Part 6 features author Chris Barili, who has published both traditionally and independently. While his traditionally published book requires only minimal marketing from him, the independently published books require him to do it all. He has found social media marketing, free promotions and KDP select to be ineffective. What works for him is hard work and persistance.
In Part 7, I interviewed DeAnna Knippling, an independent author who has also developed her own brand and publishing label.

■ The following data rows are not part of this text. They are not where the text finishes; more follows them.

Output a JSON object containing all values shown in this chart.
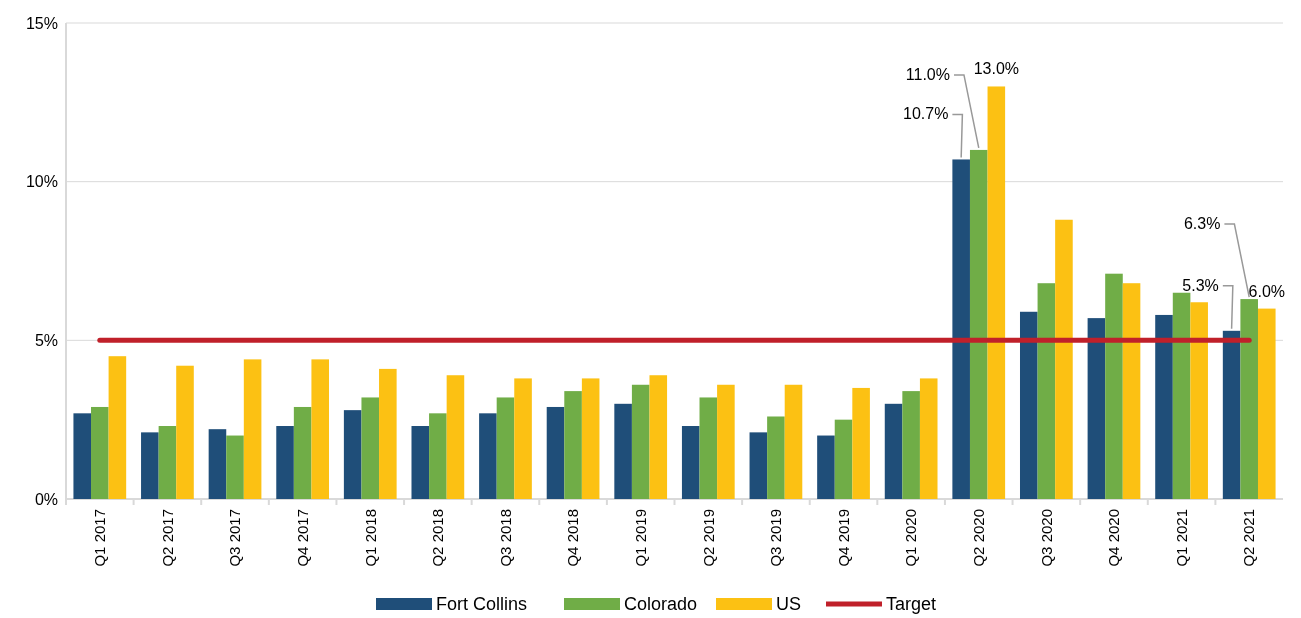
{
  "chart_data": {
    "type": "bar",
    "categories": [
      "Q1 2017",
      "Q2 2017",
      "Q3 2017",
      "Q4 2017",
      "Q1 2018",
      "Q2 2018",
      "Q3 2018",
      "Q4 2018",
      "Q1 2019",
      "Q2 2019",
      "Q3 2019",
      "Q4 2019",
      "Q1 2020",
      "Q2 2020",
      "Q3 2020",
      "Q4 2020",
      "Q1 2021",
      "Q2 2021"
    ],
    "series": [
      {
        "name": "Fort Collins",
        "color": "#1f4e79",
        "values": [
          2.7,
          2.1,
          2.2,
          2.3,
          2.8,
          2.3,
          2.7,
          2.9,
          3.0,
          2.3,
          2.1,
          2.0,
          3.0,
          10.7,
          5.9,
          5.7,
          5.8,
          5.3
        ],
        "value_labels": [
          null,
          null,
          null,
          null,
          null,
          null,
          null,
          null,
          null,
          null,
          null,
          null,
          null,
          "10.7%",
          null,
          null,
          null,
          "5.3%"
        ]
      },
      {
        "name": "Colorado",
        "color": "#70ad47",
        "values": [
          2.9,
          2.3,
          2.0,
          2.9,
          3.2,
          2.7,
          3.2,
          3.4,
          3.6,
          3.2,
          2.6,
          2.5,
          3.4,
          11.0,
          6.8,
          7.1,
          6.5,
          6.3
        ],
        "value_labels": [
          null,
          null,
          null,
          null,
          null,
          null,
          null,
          null,
          null,
          null,
          null,
          null,
          null,
          "11.0%",
          null,
          null,
          null,
          "6.3%"
        ]
      },
      {
        "name": "US",
        "color": "#fcc113",
        "values": [
          4.5,
          4.2,
          4.4,
          4.4,
          4.1,
          3.9,
          3.8,
          3.8,
          3.9,
          3.6,
          3.6,
          3.5,
          3.8,
          13.0,
          8.8,
          6.8,
          6.2,
          6.0
        ],
        "value_labels": [
          null,
          null,
          null,
          null,
          null,
          null,
          null,
          null,
          null,
          null,
          null,
          null,
          null,
          "13.0%",
          null,
          null,
          null,
          "6.0%"
        ]
      },
      {
        "name": "Target",
        "type": "line",
        "color": "#c0202a",
        "values": [
          5,
          5,
          5,
          5,
          5,
          5,
          5,
          5,
          5,
          5,
          5,
          5,
          5,
          5,
          5,
          5,
          5,
          5
        ]
      }
    ],
    "ylim": [
      0,
      15
    ],
    "yticks": [
      {
        "value": 0,
        "label": "0%"
      },
      {
        "value": 5,
        "label": "5%"
      },
      {
        "value": 10,
        "label": "10%"
      },
      {
        "value": 15,
        "label": "15%"
      }
    ],
    "grid": "y",
    "legend": "bottom"
  }
}
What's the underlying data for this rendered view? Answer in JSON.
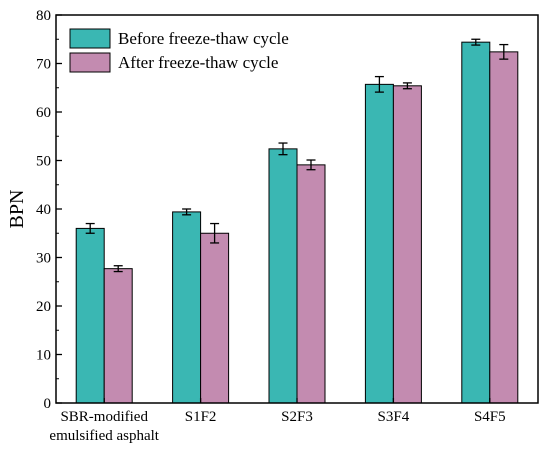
{
  "chart_data": {
    "type": "bar",
    "title": "",
    "xlabel": "",
    "ylabel": "BPN",
    "ylim": [
      0,
      80
    ],
    "yticks": [
      0,
      10,
      20,
      30,
      40,
      50,
      60,
      70,
      80
    ],
    "categories": [
      [
        "SBR-modified",
        "emulsified asphalt"
      ],
      [
        "S1F2"
      ],
      [
        "S2F3"
      ],
      [
        "S3F4"
      ],
      [
        "S4F5"
      ]
    ],
    "series": [
      {
        "name": "Before freeze-thaw cycle",
        "color": "#3ab7b3",
        "values": [
          36.0,
          39.4,
          52.4,
          65.7,
          74.4
        ],
        "errors": [
          1.0,
          0.6,
          1.2,
          1.6,
          0.6
        ]
      },
      {
        "name": "After freeze-thaw cycle",
        "color": "#c38bb0",
        "values": [
          27.7,
          35.0,
          49.1,
          65.4,
          72.4
        ],
        "errors": [
          0.6,
          2.0,
          1.0,
          0.6,
          1.5
        ]
      }
    ],
    "legend_position": "top-left",
    "grid": false
  }
}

She uses an Advance Reader Copy list and newsletters, free promotions, and tries to attract super-readers on Goodreads, testifying to the power of reviews. (Of free promos Knippling says that if it doesn’t generate new sales, it at least generates new readers and that’s worth the cost.)
There is no doubt that in today’s book market, in the world of digital marketing, book reviews are where it’s at. But, honest reviews aren’t always easy to come by. YA author Jordan Elizabeth used her street team for the task of finding reviewers, with mixed results, and DeAnna Knippling has done free promotions on sites like Instafreebie. Free ARCs don’t always garauntee the review. That’s one of the reasons I do honest book reviews here on Writing to be Read, to help promote other authors and their work.
Everybody talks about branding and how you have to have a brand, but it looks to me like branding is something that just sort of happens in many cases, such as my red quill and ink, which began as a social media avatar and has become my logo. In others cases, like DeAnna Knippling and Tim Baker, it’s a purposeful, but still comes almost naturally.
Overall, it seems that different methods are effective for different authors, and in different ways. While social media and free promotions may or may not produce new book sales, it does create buzz, which results in future sales, at least in theory. Although Mark and Kym don’t place a lot of value on social media promotion, Cynthia Vespia, Jordan Elizabeth, Amy Cecil and DeAnna Knippling find it an effective way to build a fan base and get reviews. It seems like face-to-face promotional encounters such as book signings and conferences are a pretty effective way to get your book out there, and free promos pay off if you look at other measures of effectiveness besides book sales. Tim Baker and Chris Barili both put their faith in hard work and persistance, regardless of the marketing methods you chose.